中村はそっと茜に歩み寄るとぽんとその肩を叩いた。
びくっとして振り返った茜は中村を確認すると緊張を解いた。
「おまえか…」
「何しとっと?」
「東原はあいつが好きなのか?…」
「瀬戸口か?東原はまだ子供じゃけん、恋愛感情とは違うと思うけん。あれはどうみても親子か兄妹に見えるけんね」
「…そうか?」
「気になるなら告白してみなっせ?」
茜は忽ち真っ赤になってどもった。
「ば、ば、馬鹿な…こ、告白なんてこの僕が…か?」
「じゃけん、黙ってるだけでは伝わらんと思うとよ」
「ば、だ、誰がそんな…」
「ばってん、東原のこと好いとっと?」
「うるさい!」
茜は顔を赤くしたまま怒鳴ると、その場を後にした。
「はあっ…素直じゃなか」
中村はそんな茜の後姿を見ながら溜息をつく。
「ほんなこつ世話の焼ける奴たい」
翌日の放課後、中村は食堂でクッキーを焼いていた。
そこへ匂いに誘われたのか、ののみが入ってきた。
「ふわぁ、いいにおいだねぇ、みっちゃん」
中村はののみを見るとにこにこして話しかけた。
「おお、ののみちゃんか。よかところに来たね。ちょうどクッキーば焼けたところじゃけん、食べていきなっせ」
「わぁい。ののみねえ、みっちゃんのつくったおかし、だいすきなのよ」
食堂の椅子にちょこんと座ったののみの前に中村は皿に盛ったクッキーを置いてやった。
「紅茶も飲むね?」
「うん、じゃなくて、はい!」
テーブルを挟んでののみと中村のティータイムが始まった。
ののみは美味しそうにクッキーを頬張る。
「えへへ、おいしいね、みっちゃん」
「ののみちゃんはほんなこつ嬉しそうに食べてくれるから、俺も嬉しか」
「だって、ほんとうにおいしいのよ」
ののみはお世辞など言わないから中村は余計気をよくした。
「たくさんあるから、もっと食べなっせ」
「ありがとうなの、みっちゃん」
「ところで、ののみちゃん。好きな男はおるね?」
「ほぇ?ののみはみんな、だいすきだよ」
「いや、まあ、それはそうだろうけん…じゃあ、瀬戸口のことば、どう思っとる?」
「たかちゃん?だいすきなのよ」
「茜のことは?」
「だいちゃんもすきなのよ」
「そ、そうか。」
これは茜にとって脈があるのかないのか。茜には「だい」が付いていなかったから瀬戸口に負けているらしいと中村が悩んでいると、ののみは満面の笑顔で付け加えた。
「ののみはみっちゃんのこともだいすきなのよ」
『お、瀬戸口と俺は同列たい?』
「そ、そりゃ、うれしかばい。で、一番好きなのは?」
「??う〜ん…ののみ、わかんない。みんなだいすき」
皆一緒なら、まだ望みはあるんじゃないか?茜
ののみはふと別のカゴに入ったクッキーに目をやった。
「みっちゃん、あれはなぁに?」
「ああ、これはフォーチュン・クッキーたい」
「ふぉ、ふぉおちゅん?」
「幸運のクッキーって意味たい。
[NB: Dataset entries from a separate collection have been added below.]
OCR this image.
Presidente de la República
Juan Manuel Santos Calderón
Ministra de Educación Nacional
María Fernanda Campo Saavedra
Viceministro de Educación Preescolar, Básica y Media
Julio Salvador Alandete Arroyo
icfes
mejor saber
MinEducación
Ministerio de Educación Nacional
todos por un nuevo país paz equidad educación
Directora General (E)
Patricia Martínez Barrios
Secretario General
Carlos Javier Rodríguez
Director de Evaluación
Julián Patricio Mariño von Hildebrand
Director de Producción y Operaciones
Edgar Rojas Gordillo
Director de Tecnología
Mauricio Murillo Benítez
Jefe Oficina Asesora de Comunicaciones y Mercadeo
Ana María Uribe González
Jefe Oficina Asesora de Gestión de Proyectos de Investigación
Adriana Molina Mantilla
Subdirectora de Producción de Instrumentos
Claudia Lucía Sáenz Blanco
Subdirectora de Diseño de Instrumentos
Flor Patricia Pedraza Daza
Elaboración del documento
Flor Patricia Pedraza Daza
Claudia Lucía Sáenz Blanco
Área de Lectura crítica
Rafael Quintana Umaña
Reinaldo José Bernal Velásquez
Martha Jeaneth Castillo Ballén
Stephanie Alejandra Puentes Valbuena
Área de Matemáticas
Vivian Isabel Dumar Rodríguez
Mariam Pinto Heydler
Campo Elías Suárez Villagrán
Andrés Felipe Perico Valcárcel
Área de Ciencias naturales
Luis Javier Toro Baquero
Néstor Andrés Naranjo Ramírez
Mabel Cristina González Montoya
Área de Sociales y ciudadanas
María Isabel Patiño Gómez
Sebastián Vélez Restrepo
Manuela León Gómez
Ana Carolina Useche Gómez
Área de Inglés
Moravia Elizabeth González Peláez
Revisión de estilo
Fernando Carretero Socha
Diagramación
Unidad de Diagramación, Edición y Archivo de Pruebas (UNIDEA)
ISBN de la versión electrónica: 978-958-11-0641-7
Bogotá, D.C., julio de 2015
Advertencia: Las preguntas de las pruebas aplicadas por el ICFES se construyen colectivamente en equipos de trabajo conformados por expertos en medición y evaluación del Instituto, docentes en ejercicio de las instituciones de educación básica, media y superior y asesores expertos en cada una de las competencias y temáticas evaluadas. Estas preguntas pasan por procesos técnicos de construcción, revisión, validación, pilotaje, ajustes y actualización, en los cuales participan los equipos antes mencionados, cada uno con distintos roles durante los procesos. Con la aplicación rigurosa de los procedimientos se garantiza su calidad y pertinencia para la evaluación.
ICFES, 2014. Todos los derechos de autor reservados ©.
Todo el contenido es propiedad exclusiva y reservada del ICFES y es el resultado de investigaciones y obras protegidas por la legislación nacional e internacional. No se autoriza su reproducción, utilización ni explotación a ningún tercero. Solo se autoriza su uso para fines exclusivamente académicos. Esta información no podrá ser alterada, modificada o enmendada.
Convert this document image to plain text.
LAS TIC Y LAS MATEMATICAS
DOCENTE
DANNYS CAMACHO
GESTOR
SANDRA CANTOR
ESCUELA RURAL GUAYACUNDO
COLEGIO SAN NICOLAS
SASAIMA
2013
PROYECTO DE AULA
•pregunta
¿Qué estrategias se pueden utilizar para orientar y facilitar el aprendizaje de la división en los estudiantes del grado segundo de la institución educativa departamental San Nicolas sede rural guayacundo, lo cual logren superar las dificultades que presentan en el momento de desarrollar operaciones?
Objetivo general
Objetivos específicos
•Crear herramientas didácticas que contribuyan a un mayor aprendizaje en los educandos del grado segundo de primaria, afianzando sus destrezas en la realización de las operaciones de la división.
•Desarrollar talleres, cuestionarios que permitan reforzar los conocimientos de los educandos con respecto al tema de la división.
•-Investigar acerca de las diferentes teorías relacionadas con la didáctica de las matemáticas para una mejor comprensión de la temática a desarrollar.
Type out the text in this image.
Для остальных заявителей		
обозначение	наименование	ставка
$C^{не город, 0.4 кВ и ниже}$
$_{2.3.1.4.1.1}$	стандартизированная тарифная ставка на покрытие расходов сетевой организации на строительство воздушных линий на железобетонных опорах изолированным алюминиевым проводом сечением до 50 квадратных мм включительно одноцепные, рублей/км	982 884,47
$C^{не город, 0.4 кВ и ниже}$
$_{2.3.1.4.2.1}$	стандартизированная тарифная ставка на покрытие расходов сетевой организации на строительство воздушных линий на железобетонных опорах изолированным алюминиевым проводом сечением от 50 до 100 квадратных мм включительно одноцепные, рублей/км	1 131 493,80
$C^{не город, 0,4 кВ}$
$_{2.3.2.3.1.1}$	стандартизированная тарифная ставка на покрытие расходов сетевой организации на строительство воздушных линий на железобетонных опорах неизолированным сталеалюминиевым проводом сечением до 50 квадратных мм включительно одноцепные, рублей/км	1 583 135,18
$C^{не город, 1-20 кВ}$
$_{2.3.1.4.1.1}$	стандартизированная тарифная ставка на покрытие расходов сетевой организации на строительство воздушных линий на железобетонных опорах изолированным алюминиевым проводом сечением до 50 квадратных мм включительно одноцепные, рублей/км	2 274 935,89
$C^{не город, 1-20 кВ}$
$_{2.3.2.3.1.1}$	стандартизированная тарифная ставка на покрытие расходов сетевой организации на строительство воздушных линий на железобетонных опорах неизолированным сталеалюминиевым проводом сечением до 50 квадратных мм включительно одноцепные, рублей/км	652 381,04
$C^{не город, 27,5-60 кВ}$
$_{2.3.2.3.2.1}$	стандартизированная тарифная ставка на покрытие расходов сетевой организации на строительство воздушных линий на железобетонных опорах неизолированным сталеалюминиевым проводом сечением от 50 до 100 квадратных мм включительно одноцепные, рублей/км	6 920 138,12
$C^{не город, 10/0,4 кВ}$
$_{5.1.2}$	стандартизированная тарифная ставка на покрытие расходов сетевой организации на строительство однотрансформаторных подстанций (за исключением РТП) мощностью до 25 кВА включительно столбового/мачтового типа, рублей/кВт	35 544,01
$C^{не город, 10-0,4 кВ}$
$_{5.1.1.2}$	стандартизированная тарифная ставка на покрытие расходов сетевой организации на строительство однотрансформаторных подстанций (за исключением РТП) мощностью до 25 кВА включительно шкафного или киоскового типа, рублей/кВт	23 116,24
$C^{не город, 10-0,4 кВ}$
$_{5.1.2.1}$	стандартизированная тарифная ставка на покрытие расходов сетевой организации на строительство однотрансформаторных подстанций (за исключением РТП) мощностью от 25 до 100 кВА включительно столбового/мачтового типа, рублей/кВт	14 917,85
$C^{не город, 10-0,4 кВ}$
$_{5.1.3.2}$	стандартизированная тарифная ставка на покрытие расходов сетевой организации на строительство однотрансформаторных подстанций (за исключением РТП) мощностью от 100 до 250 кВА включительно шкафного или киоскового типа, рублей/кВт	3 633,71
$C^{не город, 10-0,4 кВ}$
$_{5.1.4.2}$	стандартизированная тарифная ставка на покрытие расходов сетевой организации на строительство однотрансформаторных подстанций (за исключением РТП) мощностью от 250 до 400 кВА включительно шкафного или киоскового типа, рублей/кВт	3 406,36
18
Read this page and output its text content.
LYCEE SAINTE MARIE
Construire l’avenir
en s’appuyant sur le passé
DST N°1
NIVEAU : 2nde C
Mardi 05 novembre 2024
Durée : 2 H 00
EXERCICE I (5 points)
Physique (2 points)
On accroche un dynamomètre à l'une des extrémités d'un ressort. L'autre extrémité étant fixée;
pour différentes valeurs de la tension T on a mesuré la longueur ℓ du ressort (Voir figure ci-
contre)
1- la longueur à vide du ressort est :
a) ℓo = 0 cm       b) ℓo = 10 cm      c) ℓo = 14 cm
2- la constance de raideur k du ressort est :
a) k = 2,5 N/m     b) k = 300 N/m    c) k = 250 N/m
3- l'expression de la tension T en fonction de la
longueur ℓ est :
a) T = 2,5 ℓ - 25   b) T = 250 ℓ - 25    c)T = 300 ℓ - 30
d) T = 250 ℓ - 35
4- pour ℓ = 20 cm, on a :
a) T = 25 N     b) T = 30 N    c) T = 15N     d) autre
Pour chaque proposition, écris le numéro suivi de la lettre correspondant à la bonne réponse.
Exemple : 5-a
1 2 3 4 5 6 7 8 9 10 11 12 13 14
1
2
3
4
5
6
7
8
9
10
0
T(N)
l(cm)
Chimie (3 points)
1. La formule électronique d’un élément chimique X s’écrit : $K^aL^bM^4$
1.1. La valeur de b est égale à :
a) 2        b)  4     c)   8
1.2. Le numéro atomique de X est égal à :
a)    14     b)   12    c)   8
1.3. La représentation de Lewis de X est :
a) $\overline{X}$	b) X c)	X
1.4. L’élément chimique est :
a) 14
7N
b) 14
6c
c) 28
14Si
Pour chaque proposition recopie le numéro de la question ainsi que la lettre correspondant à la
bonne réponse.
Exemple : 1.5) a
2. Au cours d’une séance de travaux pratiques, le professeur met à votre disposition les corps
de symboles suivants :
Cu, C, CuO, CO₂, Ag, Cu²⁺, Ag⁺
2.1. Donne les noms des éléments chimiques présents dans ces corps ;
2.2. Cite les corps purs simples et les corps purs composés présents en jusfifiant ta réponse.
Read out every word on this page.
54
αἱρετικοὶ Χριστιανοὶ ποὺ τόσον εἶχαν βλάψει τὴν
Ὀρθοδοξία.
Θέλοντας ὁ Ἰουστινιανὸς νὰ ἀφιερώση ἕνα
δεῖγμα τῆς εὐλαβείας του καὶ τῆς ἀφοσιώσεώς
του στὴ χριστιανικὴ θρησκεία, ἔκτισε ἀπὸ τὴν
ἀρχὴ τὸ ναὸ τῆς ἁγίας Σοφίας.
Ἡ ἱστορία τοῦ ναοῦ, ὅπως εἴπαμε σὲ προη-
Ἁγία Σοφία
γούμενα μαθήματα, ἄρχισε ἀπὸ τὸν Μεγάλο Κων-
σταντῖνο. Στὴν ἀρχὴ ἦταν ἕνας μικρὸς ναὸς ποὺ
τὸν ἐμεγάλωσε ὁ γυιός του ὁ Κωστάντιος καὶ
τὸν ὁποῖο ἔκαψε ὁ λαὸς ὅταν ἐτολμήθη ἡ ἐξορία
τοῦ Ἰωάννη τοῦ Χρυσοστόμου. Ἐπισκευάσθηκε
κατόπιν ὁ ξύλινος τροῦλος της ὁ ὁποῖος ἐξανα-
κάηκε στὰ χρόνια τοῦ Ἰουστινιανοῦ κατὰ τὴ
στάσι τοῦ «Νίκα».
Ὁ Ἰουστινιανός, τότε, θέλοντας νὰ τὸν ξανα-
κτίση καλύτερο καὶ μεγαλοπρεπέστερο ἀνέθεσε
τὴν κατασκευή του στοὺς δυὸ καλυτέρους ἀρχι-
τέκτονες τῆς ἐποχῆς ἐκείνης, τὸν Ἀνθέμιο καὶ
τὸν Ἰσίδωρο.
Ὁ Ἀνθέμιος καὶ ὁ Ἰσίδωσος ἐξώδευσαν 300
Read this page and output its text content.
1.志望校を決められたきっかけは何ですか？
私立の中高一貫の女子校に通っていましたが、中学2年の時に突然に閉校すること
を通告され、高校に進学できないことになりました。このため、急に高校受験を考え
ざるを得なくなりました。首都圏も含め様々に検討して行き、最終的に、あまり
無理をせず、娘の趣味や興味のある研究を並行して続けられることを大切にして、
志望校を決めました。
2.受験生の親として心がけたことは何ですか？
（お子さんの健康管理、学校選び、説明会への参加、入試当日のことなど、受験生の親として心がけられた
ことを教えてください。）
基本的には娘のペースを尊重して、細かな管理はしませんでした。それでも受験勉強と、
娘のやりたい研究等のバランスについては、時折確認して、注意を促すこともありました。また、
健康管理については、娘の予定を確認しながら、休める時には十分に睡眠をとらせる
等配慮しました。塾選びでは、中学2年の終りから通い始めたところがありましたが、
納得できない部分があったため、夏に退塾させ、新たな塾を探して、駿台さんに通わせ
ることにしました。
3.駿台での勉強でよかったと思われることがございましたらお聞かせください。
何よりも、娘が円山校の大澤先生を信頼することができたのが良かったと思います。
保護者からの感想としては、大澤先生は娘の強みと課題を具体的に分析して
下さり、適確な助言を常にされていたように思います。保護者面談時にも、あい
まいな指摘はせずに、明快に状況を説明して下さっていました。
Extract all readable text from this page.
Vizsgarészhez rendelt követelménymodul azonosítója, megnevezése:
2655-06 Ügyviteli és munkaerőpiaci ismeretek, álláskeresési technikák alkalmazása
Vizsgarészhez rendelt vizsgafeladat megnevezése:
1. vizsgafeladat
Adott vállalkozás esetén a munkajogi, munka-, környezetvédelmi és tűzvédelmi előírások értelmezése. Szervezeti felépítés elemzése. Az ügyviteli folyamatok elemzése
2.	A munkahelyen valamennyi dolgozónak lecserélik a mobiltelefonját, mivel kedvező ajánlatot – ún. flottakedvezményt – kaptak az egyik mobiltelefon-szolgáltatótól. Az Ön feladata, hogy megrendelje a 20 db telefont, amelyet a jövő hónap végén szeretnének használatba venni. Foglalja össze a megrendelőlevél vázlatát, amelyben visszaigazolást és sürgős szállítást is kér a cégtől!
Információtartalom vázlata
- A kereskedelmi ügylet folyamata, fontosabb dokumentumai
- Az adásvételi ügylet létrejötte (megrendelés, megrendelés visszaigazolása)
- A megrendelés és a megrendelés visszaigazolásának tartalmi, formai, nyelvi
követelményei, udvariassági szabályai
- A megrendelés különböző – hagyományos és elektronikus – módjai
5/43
外国で中華料理の後に出されるおまけのおみくじたい。このクッキーを割ってみると中におみくじがはいっとるたい」
「ふわぁ、おもしろそうだねえ、おみくじのクッキー」
「ののみちゃんも、一つ引いてみなっせ」
「わあ、いいの?」
ののみは顔を輝かせた。
「よかよか。でもこのクッキーにはおみくじでなく、運命の人の名前がはいっとるたい」
「ふぇ〜うんめいのひと?ののみのうんめいのひとはだれかなぁ?」
ののみは真剣な顔をしてクッキーを選んだ。そして一つ手に取ると中村を見上げる。
「これ、わっていいの?」
中村が頷くと、ののみは指に力を込めてパキンとクッキーを割った。中には白い紙が入っていた。ののみはそれを覗き込む。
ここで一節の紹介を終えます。